Here, as in many tracks, Steely Dan blurs the line between rock and literature. As Pappademas writes, “Mr. LaPage is clearly a monster, but by leaving out even a trace of condemnation and implicating themselves in the horror they’re describing, Donald and Walter are asking us to do something more than rubber-stamp the open-and-shut case that child molestation is a bad thing. It’s on us to formulate an ethical response to what we’re hearing.”

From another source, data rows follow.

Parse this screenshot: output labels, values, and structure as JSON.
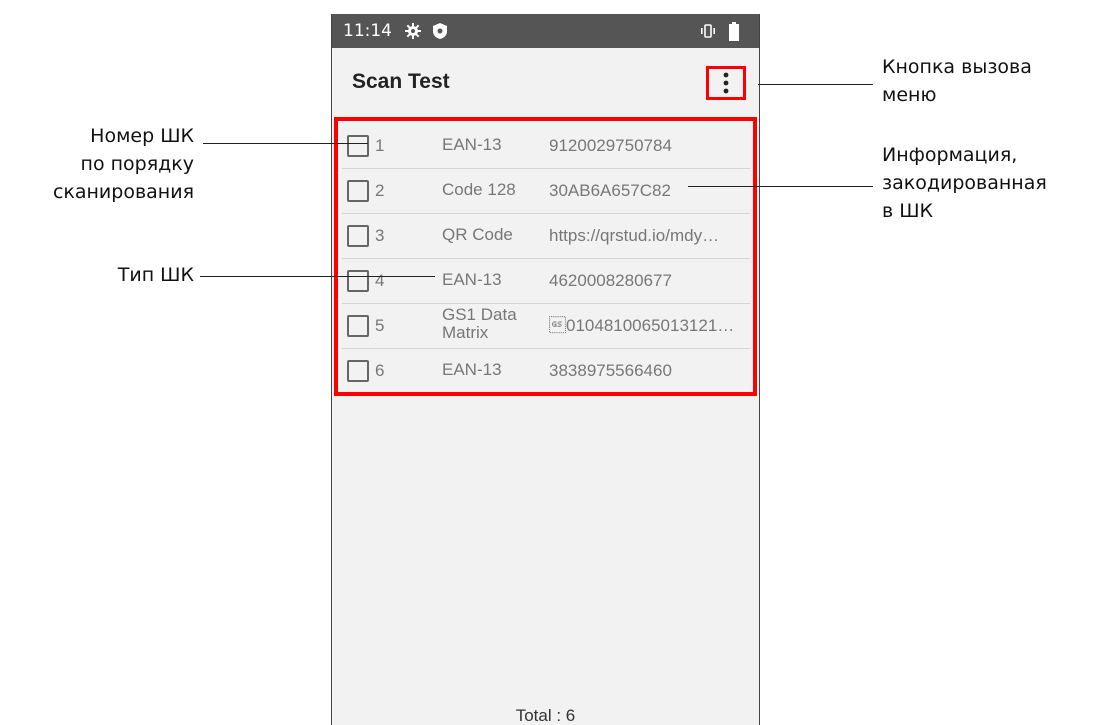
{
  "status_bar": {
    "time": "11:14",
    "icons": [
      "settings-gear-icon",
      "shield-icon",
      "vibrate-icon",
      "battery-icon"
    ]
  },
  "app_bar": {
    "title": "Scan Test",
    "menu_icon": "more-vert-icon"
  },
  "barcode_list": [
    {
      "index": "1",
      "type": "EAN-13",
      "value": "9120029750784"
    },
    {
      "index": "2",
      "type": "Code 128",
      "value": "30AB6A657C82"
    },
    {
      "index": "3",
      "type": "QR Code",
      "value": "https://qrstud.io/mdy…"
    },
    {
      "index": "4",
      "type": "EAN-13",
      "value": "4620008280677"
    },
    {
      "index": "5",
      "type": "GS1 Data Matrix",
      "type_line1": "GS1 Data",
      "type_line2": "Matrix",
      "value": "\u001d0104810065013121…"
    },
    {
      "index": "6",
      "type": "EAN-13",
      "value": "3838975566460"
    }
  ],
  "footer": {
    "total": "Total : 6"
  },
  "annotations": {
    "number": [
      "Номер ШК",
      "по порядку",
      "сканирования"
    ],
    "type": [
      "Тип ШК"
    ],
    "menu": [
      "Кнопка вызова",
      "меню"
    ],
    "info": [
      "Информация,",
      "закодированная",
      "в ШК"
    ]
  },
  "colors": {
    "highlight": "#ff0000",
    "status_bar": "#555555",
    "background": "#f2f2f2"
  }
}
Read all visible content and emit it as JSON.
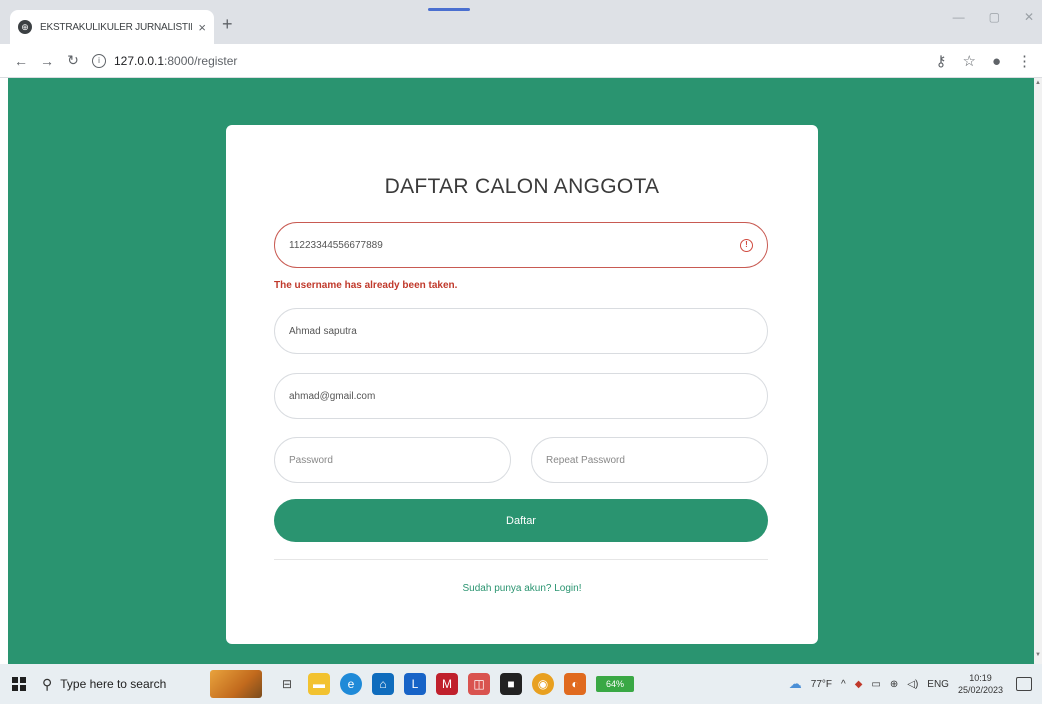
{
  "browser": {
    "tab_title": "EKSTRAKULIKULER JURNALISTIK",
    "new_tab": "+",
    "close_tab": "×",
    "url_host": "127.0.0.1",
    "url_path": ":8000/register"
  },
  "page": {
    "title": "DAFTAR CALON ANGGOTA",
    "username_value": "11223344556677889",
    "username_error": "The username has already been taken.",
    "fullname_value": "Ahmad saputra",
    "email_value": "ahmad@gmail.com",
    "password_placeholder": "Password",
    "repeat_password_placeholder": "Repeat Password",
    "submit_label": "Daftar",
    "login_link": "Sudah punya akun? Login!"
  },
  "taskbar": {
    "search_placeholder": "Type here to search",
    "battery": "64%",
    "temperature": "77°F",
    "language": "ENG",
    "time": "10:19",
    "date": "25/02/2023"
  },
  "colors": {
    "page_bg": "#2a9470",
    "error": "#c0392b",
    "card": "#ffffff"
  }
}
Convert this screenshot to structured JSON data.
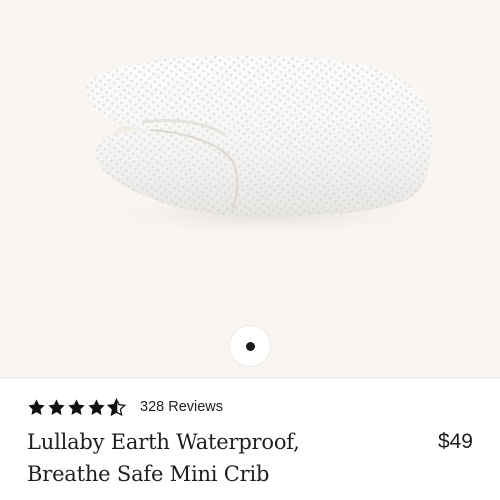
{
  "product": {
    "image": {
      "icon": "folded-mesh-crib-sheet-image"
    },
    "carousel": {
      "active_index": 1,
      "total": 1
    },
    "rating": {
      "value": 4.5,
      "max": 5
    },
    "reviews_label": "328 Reviews",
    "title_lines": [
      "Lullaby Earth Waterproof,",
      "Breathe Safe Mini Crib"
    ],
    "price": "$49"
  },
  "colors": {
    "image_background": "#f8f5f2",
    "text": "#1f1f1f",
    "star": "#111111",
    "dot": "#1a1a1a"
  }
}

Pappademas isn’t the only Dan completist in these pages. Each chapter is accompanied by deadpan paintings from the artist Joan LeMay, character sketches to go with the character sketches. Napoleon, featured in the song “Pretzel Logic” (“I have never met Napoleon/But I plan to find the time”), is depicted in a white Steely Dan baseball cap. The El Supremo, who sits “at the top of the stairs” in “Show Biz Kids,” becomes a blank-eyed, mustachioed goon in a stained, sleeveless white undershirt. (Pappademas describes him as “the nebulously mobbed-up creep who lurks in the shadows of every rock show no matter how ostensibly communal, counting the money after closing time, and doling out some insulting fraction of it to the so-called artists”). LeMay’s creations stare back at us as we flip through Pappademas’ musings, bringing shady customers to tangible life.

Fagen, Becker (who died in 2017) and Pappademas are kindred spirits, smartass, sharp-eyed observers of life’s El Supremos — a description that suits other Dan fans as well. “Quantum Criminals” is like a secret handshake between two covers. The best part is that it illuminates details the rest of us may have glossed over for years.

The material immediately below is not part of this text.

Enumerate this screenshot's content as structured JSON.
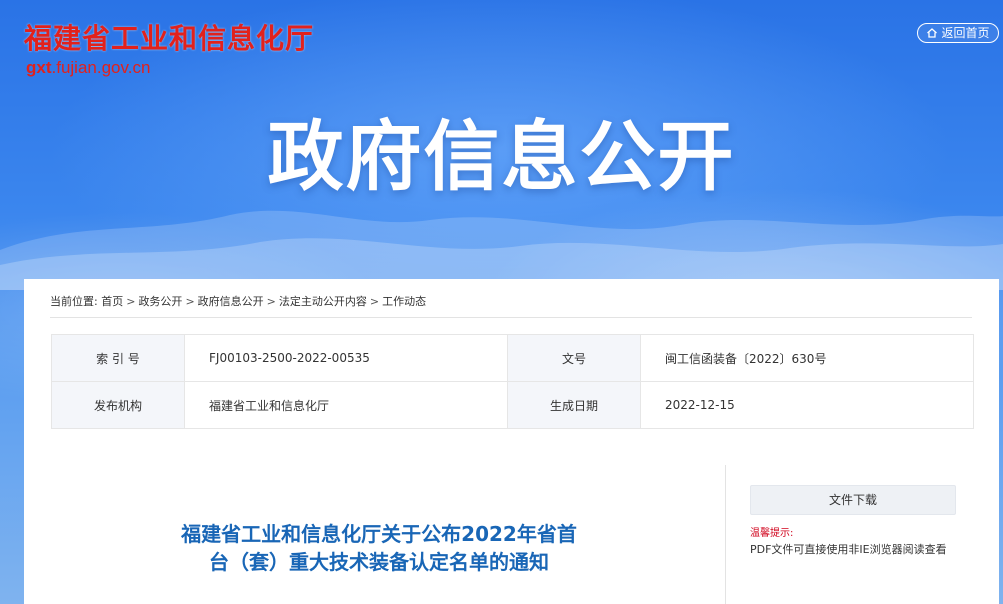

Which brings us back to Jack. As Pappademas writes, “His name might not even be Jack. It might be Jack as in ‘Buddy ‘ or ‘Mac.’ Jack like the Jack who has to be told to hit the road. Jack as in ‘Chief’ or ‘Boss’ or ‘Sport.’”

“Quantum Criminals” provides a welcome excuse to spend valuable time considering such questions — and then do it again.

Vognar is a freelance writer based in Houston.